5 Stars 4 Stars 3 Stars 2 Stars 1 Star 4.1 from 69 reviews
  • Author: Claire
  • Prep Time: 15 minutes
  • Cook Time: 35 minutes
  • Total Time: 50 minutes
  • Yield: 24 mini cheesecakes
  • Category: Dessert
  • Method: Baking
  • Cuisine: American
  • Diet: Vegetarian

Description

These Coconut Pineapple Cheesecake Minis are delightful bite-sized treats featuring a crunchy pecan crust, a creamy pineapple-infused cheesecake filling, and topped with sweet flaked coconut. Perfect for parties or a sweet snack, these mini cheesecakes offer tropical flavors combined with a rich and smooth texture.


Ingredients

Scale

Crust

  • 1 cup all-purpose flour
  • 1 cup pecans
  • 3/4 cup granulated white sugar
  • 1/2 cup butter, melted

Filling

  • 16 ounces cream cheese, softened
  • 4 tablespoons granulated white sugar
  • 4 tablespoons milk
  • 2 large eggs
  • 2 teaspoons vanilla extract
  • 16 ounces crushed pineapple, drained well
  • 1.5 cups flaked coconut, sweetened


Instructions

  1. Preheat the Oven: Set your oven to 350°F (175°C) to ensure it’s properly heated for baking the crust and cheesecake.
  2. Prepare the Crust: Using a food processor, blend the pecans, all-purpose flour, granulated sugar, and melted butter until the mixture becomes fine crumbs, forming the crust base.
  3. Portion the Crust: Spoon about 2-3 tablespoons of the crust mixture into each cup of an ungreased mini cheesecake or mini muffin pan.
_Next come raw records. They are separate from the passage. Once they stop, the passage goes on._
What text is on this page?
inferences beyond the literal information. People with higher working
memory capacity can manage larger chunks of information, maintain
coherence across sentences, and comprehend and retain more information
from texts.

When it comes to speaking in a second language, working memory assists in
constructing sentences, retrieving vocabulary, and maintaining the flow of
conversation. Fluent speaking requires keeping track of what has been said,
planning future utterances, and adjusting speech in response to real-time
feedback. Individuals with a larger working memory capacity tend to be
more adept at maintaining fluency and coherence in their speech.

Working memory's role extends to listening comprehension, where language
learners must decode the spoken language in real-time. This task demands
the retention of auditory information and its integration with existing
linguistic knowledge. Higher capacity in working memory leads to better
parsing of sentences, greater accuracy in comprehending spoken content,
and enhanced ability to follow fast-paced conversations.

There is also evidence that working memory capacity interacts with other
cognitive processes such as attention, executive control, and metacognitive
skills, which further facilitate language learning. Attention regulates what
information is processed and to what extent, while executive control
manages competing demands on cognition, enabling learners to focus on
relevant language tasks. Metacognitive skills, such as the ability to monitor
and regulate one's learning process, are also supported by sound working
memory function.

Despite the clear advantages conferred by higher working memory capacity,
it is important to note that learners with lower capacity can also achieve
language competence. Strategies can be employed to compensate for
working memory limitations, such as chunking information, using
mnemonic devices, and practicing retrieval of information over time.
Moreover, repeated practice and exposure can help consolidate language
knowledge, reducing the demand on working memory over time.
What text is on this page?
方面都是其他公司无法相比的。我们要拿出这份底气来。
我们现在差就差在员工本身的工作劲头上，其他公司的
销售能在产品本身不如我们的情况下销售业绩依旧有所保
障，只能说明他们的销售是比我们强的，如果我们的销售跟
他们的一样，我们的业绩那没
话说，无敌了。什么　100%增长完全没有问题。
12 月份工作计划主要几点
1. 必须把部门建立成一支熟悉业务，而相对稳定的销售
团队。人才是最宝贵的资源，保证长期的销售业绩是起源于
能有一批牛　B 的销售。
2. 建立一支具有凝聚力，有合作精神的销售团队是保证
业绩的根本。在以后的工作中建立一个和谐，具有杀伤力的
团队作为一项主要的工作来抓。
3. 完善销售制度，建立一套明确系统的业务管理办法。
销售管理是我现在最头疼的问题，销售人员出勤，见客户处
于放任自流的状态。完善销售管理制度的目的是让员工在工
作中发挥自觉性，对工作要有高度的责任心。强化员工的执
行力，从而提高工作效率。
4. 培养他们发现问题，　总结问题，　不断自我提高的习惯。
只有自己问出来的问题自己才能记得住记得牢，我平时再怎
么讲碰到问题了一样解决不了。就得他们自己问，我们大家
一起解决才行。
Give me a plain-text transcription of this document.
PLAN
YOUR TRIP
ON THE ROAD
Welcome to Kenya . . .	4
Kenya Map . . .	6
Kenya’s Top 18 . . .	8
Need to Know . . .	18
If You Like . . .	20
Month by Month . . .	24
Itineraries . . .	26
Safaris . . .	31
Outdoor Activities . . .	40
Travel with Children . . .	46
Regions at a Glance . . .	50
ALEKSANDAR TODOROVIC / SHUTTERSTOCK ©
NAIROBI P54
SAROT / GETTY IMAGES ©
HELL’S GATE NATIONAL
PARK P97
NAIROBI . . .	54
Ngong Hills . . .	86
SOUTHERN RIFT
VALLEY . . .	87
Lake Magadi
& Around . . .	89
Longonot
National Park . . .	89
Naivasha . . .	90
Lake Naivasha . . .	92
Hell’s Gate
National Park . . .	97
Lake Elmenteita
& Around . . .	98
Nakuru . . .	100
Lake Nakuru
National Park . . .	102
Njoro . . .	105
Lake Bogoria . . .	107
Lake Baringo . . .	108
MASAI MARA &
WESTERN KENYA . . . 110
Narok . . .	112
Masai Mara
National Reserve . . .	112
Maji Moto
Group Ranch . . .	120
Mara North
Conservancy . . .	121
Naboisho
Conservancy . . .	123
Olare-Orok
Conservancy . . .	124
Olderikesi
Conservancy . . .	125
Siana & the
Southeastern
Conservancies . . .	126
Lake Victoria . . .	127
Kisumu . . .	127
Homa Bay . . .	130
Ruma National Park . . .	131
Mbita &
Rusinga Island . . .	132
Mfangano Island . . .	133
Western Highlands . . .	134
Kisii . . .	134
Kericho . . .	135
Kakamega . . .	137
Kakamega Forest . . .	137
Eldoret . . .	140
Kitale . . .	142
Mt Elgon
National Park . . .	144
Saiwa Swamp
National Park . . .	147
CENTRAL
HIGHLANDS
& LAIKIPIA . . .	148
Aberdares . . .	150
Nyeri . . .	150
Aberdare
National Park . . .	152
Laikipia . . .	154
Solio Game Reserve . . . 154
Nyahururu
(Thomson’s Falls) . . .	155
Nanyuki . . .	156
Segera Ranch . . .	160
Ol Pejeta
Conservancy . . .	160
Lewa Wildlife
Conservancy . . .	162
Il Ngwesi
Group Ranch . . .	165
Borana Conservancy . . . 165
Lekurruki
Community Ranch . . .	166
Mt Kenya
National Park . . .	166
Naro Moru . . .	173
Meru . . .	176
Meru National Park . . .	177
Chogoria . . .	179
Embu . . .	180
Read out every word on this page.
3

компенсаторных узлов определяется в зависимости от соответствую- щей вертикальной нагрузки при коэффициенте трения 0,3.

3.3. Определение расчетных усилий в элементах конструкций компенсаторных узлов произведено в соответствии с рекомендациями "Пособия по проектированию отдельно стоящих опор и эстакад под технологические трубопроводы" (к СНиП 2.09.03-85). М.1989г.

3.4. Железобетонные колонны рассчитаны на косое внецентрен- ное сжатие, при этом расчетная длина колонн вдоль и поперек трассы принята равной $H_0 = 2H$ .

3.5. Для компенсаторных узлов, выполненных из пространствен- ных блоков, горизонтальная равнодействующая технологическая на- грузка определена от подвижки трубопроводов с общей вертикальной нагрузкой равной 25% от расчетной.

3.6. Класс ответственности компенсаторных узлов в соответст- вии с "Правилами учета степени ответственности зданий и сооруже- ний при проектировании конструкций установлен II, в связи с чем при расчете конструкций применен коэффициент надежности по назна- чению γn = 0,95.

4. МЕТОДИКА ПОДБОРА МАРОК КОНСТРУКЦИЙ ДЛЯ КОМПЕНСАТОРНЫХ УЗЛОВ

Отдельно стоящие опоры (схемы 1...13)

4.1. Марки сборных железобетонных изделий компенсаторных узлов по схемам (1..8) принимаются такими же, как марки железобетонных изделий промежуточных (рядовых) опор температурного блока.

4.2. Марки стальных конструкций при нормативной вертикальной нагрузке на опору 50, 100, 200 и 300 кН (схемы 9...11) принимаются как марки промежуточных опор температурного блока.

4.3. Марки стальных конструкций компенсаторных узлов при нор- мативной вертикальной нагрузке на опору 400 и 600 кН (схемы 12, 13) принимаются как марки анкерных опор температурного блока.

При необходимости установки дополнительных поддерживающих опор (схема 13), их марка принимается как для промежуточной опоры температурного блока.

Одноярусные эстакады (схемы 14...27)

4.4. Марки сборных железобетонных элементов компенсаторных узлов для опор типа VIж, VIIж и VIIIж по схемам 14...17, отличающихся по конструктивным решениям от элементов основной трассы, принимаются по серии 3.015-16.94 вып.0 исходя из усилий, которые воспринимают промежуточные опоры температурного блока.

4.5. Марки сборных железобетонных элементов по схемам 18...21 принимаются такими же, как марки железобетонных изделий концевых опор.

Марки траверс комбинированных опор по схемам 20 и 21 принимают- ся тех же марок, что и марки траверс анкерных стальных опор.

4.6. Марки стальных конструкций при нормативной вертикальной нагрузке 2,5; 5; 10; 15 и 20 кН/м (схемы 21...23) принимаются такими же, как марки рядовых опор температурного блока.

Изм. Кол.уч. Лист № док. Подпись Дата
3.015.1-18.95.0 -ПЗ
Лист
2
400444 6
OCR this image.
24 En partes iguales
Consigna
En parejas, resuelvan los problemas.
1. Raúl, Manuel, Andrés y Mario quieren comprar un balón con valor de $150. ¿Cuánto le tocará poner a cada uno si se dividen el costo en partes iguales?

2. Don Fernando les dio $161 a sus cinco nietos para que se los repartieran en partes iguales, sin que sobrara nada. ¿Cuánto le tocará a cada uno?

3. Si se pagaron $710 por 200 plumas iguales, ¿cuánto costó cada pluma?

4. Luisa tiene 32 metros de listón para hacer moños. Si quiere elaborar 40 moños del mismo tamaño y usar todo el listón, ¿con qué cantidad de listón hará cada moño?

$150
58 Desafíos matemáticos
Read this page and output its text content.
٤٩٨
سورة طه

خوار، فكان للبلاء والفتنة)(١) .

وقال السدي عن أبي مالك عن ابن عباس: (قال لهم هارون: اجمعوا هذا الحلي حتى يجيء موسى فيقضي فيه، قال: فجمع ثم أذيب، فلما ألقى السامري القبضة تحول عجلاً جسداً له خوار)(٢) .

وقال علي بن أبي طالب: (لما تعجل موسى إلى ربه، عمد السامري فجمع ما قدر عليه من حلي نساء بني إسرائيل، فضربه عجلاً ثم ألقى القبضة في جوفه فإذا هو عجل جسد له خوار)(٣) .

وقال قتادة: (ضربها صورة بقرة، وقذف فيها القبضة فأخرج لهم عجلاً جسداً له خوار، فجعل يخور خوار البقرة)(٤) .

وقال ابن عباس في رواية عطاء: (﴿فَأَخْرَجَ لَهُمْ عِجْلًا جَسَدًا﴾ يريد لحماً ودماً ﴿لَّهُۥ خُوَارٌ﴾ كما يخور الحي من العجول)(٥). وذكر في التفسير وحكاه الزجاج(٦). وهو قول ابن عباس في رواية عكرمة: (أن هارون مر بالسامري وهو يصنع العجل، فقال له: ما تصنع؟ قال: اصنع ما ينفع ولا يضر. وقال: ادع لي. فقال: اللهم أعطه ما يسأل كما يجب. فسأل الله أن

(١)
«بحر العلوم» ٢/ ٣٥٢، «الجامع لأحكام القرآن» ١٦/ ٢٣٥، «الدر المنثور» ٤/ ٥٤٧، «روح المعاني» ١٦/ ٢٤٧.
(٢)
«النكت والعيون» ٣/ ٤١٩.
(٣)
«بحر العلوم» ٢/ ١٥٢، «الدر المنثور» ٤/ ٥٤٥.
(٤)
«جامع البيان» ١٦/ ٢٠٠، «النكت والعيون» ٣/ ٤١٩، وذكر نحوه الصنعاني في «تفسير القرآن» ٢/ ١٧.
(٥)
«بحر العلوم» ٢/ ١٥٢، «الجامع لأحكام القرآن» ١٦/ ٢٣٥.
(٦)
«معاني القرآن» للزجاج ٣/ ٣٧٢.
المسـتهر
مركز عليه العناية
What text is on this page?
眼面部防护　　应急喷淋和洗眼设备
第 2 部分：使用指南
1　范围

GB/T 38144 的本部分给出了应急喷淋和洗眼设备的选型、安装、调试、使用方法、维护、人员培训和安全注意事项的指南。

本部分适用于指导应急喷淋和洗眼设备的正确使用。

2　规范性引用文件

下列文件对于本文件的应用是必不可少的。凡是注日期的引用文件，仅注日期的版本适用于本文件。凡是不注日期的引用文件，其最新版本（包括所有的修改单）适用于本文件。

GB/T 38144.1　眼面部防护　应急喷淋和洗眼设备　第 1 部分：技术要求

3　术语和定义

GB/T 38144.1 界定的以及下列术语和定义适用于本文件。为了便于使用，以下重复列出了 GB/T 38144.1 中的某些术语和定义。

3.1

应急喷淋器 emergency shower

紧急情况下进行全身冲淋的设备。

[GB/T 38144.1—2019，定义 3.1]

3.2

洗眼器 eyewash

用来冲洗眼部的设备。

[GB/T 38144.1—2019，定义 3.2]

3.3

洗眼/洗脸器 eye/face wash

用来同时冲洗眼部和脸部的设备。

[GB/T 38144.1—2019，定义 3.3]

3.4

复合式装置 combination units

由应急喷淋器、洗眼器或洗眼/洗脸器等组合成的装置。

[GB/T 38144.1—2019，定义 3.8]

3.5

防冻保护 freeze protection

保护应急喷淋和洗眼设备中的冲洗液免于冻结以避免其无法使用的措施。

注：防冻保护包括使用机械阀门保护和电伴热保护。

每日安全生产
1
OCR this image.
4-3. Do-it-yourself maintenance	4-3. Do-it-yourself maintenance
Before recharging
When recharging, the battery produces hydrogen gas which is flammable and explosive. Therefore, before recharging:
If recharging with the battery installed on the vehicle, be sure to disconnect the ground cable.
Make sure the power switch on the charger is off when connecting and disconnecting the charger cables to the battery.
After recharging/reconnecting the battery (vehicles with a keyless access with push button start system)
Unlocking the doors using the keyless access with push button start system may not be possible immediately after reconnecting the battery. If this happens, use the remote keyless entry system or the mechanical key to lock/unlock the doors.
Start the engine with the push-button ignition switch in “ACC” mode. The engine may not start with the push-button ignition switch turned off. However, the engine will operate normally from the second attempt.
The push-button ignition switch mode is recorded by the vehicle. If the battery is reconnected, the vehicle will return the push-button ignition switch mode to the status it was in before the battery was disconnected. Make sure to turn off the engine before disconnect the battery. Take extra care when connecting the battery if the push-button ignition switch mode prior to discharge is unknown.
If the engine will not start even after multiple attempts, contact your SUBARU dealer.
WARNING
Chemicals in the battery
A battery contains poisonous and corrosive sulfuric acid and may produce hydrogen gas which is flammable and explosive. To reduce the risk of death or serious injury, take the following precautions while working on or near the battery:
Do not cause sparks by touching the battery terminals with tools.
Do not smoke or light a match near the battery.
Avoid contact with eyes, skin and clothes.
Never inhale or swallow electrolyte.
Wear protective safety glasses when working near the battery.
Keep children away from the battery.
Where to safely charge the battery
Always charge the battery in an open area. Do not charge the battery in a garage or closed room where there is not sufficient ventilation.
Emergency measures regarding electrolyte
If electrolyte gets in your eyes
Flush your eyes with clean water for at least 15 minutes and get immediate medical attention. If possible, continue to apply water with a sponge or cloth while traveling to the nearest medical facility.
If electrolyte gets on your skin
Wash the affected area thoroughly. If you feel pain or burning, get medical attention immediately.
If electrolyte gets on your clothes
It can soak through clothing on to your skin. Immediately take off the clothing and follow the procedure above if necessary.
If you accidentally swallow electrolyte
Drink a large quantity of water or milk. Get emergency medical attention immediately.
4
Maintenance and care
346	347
Press the mixture gently to create an even and compact base layer.
  4. Bake the Crust: Bake the crust bases in the preheated oven for 15 minutes. Once done, remove and let them cool slightly while you prepare the filling.
  5. Make the Cheesecake Filling: In a large bowl, beat softened cream cheese, granulated sugar, milk, and eggs together until thick and smooth. Fold in vanilla extract and the thoroughly drained crushed pineapple evenly.
  6. Assemble the Cheesecakes: Divide the cheesecake filling among the crust-lined cups, filling each almost to the top. Evenly sprinkle the sweetened flaked coconut over each mini cheesecake.
  7. Bake the Cheesecakes: Return the filled pans to the oven and bake for 15-20 minutes, or until the centers are set and have a slight golden color around the edges.
  8. Cool and Serve: Allow the mini cheesecakes to cool completely at room temperature, then gently remove them from the pan. Refrigerate leftovers and store any extra crust or filling in the fridge for subsequent batches.

Notes

  • Ensure the pineapple is well-drained to prevent excess moisture in the filling.
  • Press the crust firmly to avoid crumbling after baking.
  • Cool the mini cheesecakes completely before removing from the pan to maintain their shape.
  • Store leftovers in an airtight container in the refrigerator for up to 3 days.
  • You can substitute pecans with walnuts if preferred.